No, exhibitors from the carpet sector will not have to choose between Hannover and Frankfurt in future - because DOMOTEX is and will remain the home of the entire industry, even in the even years! At DOMOTEX, Home of Flooring means, as I explained earlier, that we present the entire spectrum of floor coverings and carpets. But what is even more important is that we have been told by exhibitors and many visitors that the market does not want to be split up any further. Through the many (small) events, the flooring industry is only competing with itself. To put it bluntly: if only some of the exhibitors take part in ten events, it can't really work. The critical mass is missing. A trade fair is only as good as its participants and they often don't have the time to visit several events.    

 

Another innovation for DOMOTEX is the country focus. What do you expect from this and why did you choose "Insight Italy" for 2024?

With our new special presentation, we want to arouse the curiosity of our visitors - especially retailers, architects and contractors - and highlight the international character of DOMOTEX. After all, what could be more exciting than getting to know a country in depth?  

That is why the INSIGHT concept will in future feature a different country at each DOMOTEX - Home of Flooring. Special exhibition areas will showcase innovations and products, present partnerships with designers and universities, and stage trends. In addition, the conference will provide insights into the respective market and references.  
In 2024, we will start with Italy, a very design-savvy and creative country from which many trends come.

 

Deutsche Messe wants to strengthen the Hannover venue for the leading trade fair DOMOTEX and to hold additional fairs only in Shanghai and in Gaziantep. There will be no Carpet Expo in Istanbul. What influence does the changing entrepreneurial landscape in terms of production countries and markets have on your international concept?
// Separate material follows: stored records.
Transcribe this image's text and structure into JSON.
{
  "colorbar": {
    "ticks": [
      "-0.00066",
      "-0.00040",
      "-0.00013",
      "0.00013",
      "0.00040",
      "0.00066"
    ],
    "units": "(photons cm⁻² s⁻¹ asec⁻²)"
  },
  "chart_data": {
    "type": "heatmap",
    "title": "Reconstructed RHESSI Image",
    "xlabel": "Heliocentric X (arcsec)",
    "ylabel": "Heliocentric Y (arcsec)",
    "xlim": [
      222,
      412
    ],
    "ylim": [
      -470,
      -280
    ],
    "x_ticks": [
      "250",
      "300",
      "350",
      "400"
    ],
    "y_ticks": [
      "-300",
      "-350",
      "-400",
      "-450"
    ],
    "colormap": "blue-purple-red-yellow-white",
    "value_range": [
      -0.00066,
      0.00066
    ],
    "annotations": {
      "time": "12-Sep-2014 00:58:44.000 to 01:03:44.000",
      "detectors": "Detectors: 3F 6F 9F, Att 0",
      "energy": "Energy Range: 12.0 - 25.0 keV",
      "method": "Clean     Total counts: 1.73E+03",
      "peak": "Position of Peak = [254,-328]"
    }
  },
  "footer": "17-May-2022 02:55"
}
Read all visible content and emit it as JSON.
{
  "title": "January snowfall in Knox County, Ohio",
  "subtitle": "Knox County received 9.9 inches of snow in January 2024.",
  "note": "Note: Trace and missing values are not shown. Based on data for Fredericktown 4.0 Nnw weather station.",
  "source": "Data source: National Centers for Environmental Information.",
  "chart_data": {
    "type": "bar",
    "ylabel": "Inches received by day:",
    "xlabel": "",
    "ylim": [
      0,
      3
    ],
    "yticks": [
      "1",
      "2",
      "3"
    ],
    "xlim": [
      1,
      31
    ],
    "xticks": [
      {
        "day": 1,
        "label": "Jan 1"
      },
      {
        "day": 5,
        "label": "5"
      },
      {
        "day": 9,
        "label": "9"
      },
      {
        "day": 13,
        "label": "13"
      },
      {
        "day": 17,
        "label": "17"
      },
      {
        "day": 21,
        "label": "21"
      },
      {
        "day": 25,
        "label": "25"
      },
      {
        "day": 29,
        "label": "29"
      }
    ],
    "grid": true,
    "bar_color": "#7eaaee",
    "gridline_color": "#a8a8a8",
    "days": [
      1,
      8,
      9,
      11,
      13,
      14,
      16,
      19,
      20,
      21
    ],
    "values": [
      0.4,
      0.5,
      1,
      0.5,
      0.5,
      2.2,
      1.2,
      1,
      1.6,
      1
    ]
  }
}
First of all, it must be noted that the business landscape for carpets has not changed in Turkey. Here, only the associations have decided to organise a carpet fair in Istanbul in the future. The background is the continuing visa problem for Turkish exhibitors in Germany as well as the immensely high inflation in Turkey, which makes foreign participation extremely costly for Turkish companies. We would have liked to organise a carpet fair in Istanbul together with the Turkish associations, but not at any price and not on their terms alone. Hannover is and will remain the international platform for DOMOTEX, and we will continue to strengthen this location.

But of course, we also keep an eye on the global market and keep our eyes and ears open at all times, for all our brands, by the way. It was only in this way that DOMOTEX asia/Chinafloor in Shanghai was able to develop into what is now a very successful event. The potential was there, we were in the right place at the right time. If we hadn't seized the opportunity at the time, there would still be a strong floor coverings trade fair in Shanghai - but it would be run by one of our competitors and it wouldn't be called DOMOTEX today.

Many thanks to Ms Sonia Wedell-Castellano for the KLARTEXT.